Developers who decide to go with JWT are trying to avoid having to use server-side storage for sessions, but they wind up turning to wacky workarounds instead of careful engineering, said Sven Slootweg Cryto Coding Collective. With JWE, developers are forced to make decisions on which key encryption and message encryption options to adopt — a decision that shouldn’t be left up to noncryptographers.

“Don’t use JWT for sessions,” said Slootweg. “The JWE standard is a minefield that noncryptographers shouldn’t be forced to navigate.”

Instead, developers should stick with sessions, using cookies delivered securely over HTTPS. The library libsodium also offers developers a tried and tested method of using signatures via  and , or encryption via the  and  APIs.

Library developers and engineers working with security-focused libraries need to make sure they stay up to date with the latest developments, so they can be ready to patch the issues. “The specification designers (often from industry) should be more proactive in engaging the research community to evaluate the security of specifications in a proactive (pre-standardization) instead of reactive way,” Woloski said.

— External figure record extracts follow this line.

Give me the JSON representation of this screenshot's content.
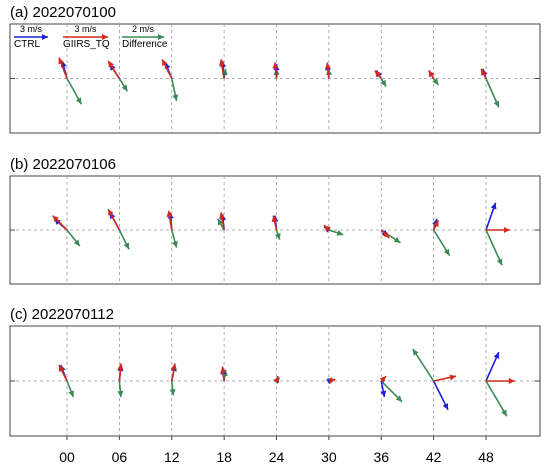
{
  "chart_data": {
    "type": "vector",
    "x_ticks": [
      "00",
      "06",
      "12",
      "18",
      "24",
      "30",
      "36",
      "42",
      "48"
    ],
    "legend": [
      {
        "name": "CTRL",
        "scale_label": "3 m/s",
        "color": "#1f1fd6"
      },
      {
        "name": "GIIRS_TQ",
        "scale_label": "3 m/s",
        "color": "#d42a1a"
      },
      {
        "name": "Difference",
        "scale_label": "2 m/s",
        "color": "#3a8a55"
      }
    ],
    "grid": true,
    "panels": [
      {
        "title": "(a) 2022070100",
        "series": [
          {
            "name": "CTRL",
            "vectors": [
              [
                -0.3,
                1.1
              ],
              [
                -0.6,
                0.9
              ],
              [
                -0.4,
                1.0
              ],
              [
                -0.1,
                1.1
              ],
              [
                0.0,
                0.9
              ],
              [
                -0.1,
                0.9
              ],
              [
                -0.3,
                0.5
              ],
              [
                -0.3,
                0.5
              ],
              [
                -0.2,
                0.6
              ]
            ]
          },
          {
            "name": "GIIRS_TQ",
            "vectors": [
              [
                -0.5,
                1.3
              ],
              [
                -0.7,
                1.1
              ],
              [
                -0.6,
                1.2
              ],
              [
                -0.2,
                1.2
              ],
              [
                -0.1,
                1.0
              ],
              [
                -0.1,
                1.0
              ],
              [
                -0.4,
                0.5
              ],
              [
                -0.3,
                0.5
              ],
              [
                -0.3,
                0.6
              ]
            ]
          },
          {
            "name": "Difference",
            "vectors": [
              [
                0.9,
                -1.6
              ],
              [
                0.5,
                -0.8
              ],
              [
                0.3,
                -1.4
              ],
              [
                0.1,
                0.6
              ],
              [
                0.0,
                0.6
              ],
              [
                0.0,
                0.6
              ],
              [
                0.3,
                -0.5
              ],
              [
                0.3,
                -0.4
              ],
              [
                0.8,
                -1.8
              ]
            ]
          }
        ]
      },
      {
        "title": "(b) 2022070106",
        "series": [
          {
            "name": "CTRL",
            "vectors": [
              [
                -0.8,
                0.7
              ],
              [
                -0.6,
                1.1
              ],
              [
                -0.1,
                1.1
              ],
              [
                -0.1,
                1.0
              ],
              [
                -0.1,
                0.9
              ],
              [
                -0.3,
                0.2
              ],
              [
                0.4,
                -0.4
              ],
              [
                0.2,
                0.7
              ],
              [
                0.6,
                1.7
              ]
            ]
          },
          {
            "name": "GIIRS_TQ",
            "vectors": [
              [
                -0.9,
                0.9
              ],
              [
                -0.7,
                1.3
              ],
              [
                -0.2,
                1.2
              ],
              [
                -0.2,
                1.1
              ],
              [
                -0.2,
                0.9
              ],
              [
                -0.3,
                0.3
              ],
              [
                0.5,
                -0.5
              ],
              [
                0.3,
                0.6
              ],
              [
                1.5,
                0.0
              ]
            ]
          },
          {
            "name": "Difference",
            "vectors": [
              [
                0.8,
                -1.0
              ],
              [
                0.6,
                -1.2
              ],
              [
                0.3,
                -1.1
              ],
              [
                -0.4,
                0.7
              ],
              [
                0.2,
                -0.6
              ],
              [
                0.9,
                -0.3
              ],
              [
                1.2,
                -0.8
              ],
              [
                1.0,
                -1.6
              ],
              [
                1.0,
                -2.2
              ]
            ]
          }
        ]
      },
      {
        "title": "(c) 2022070112",
        "series": [
          {
            "name": "CTRL",
            "vectors": [
              [
                -0.4,
                1.0
              ],
              [
                0.1,
                1.0
              ],
              [
                0.2,
                1.0
              ],
              [
                -0.1,
                0.8
              ],
              [
                0.1,
                0.3
              ],
              [
                0.3,
                0.1
              ],
              [
                0.2,
                -1.0
              ],
              [
                0.9,
                -1.8
              ],
              [
                0.8,
                1.8
              ]
            ]
          },
          {
            "name": "GIIRS_TQ",
            "vectors": [
              [
                -0.5,
                1.0
              ],
              [
                0.1,
                1.1
              ],
              [
                0.2,
                1.1
              ],
              [
                -0.1,
                0.9
              ],
              [
                0.1,
                0.3
              ],
              [
                0.4,
                0.1
              ],
              [
                0.3,
                0.3
              ],
              [
                1.4,
                0.3
              ],
              [
                1.8,
                0.0
              ]
            ]
          },
          {
            "name": "Difference",
            "vectors": [
              [
                0.4,
                -1.0
              ],
              [
                0.1,
                -1.0
              ],
              [
                0.1,
                -0.9
              ],
              [
                0.1,
                0.7
              ],
              [
                0.2,
                0.2
              ],
              [
                0.2,
                0.2
              ],
              [
                1.3,
                -1.3
              ],
              [
                -1.3,
                2.0
              ],
              [
                1.3,
                -2.2
              ]
            ]
          }
        ]
      }
    ]
  }
}
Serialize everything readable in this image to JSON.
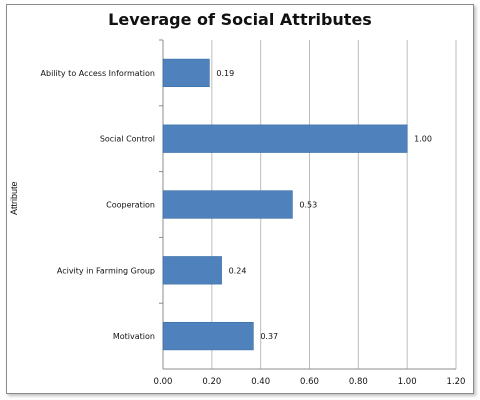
{
  "chart_data": {
    "type": "bar",
    "orientation": "horizontal",
    "title": "Leverage of Social Attributes",
    "xlabel": "",
    "ylabel": "Attribute",
    "categories": [
      "Ability to Access Information",
      "Social Control",
      "Cooperation",
      "Acivity in Farming Group",
      "Motivation"
    ],
    "values": [
      0.19,
      1.0,
      0.53,
      0.24,
      0.37
    ],
    "value_labels": [
      "0.19",
      "1.00",
      "0.53",
      "0.24",
      "0.37"
    ],
    "xlim": [
      0,
      1.2
    ],
    "xticks": [
      "0.00",
      "0.20",
      "0.40",
      "0.60",
      "0.80",
      "1.00",
      "1.20"
    ],
    "grid": "vertical",
    "bar_color": "#4f81bd"
  }
}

More cryptographers need to review software libraries that developers use to make sure the algorithms are implemented correctly. All too often, the people working on the specifications have little to no contact with researchers.

The issue was reported to the JavaScript Object Signing and Encryption working group’s mailing list. This advisory also highlights why specifications should never be considered a static document: They must be revisited and updated periodically to reflect any detail that was initially overlooked or changed based on available new information.

“We all seem to agree that an errata [on the specification] where the problem is listed is at least welcomed,” Sanso wrote.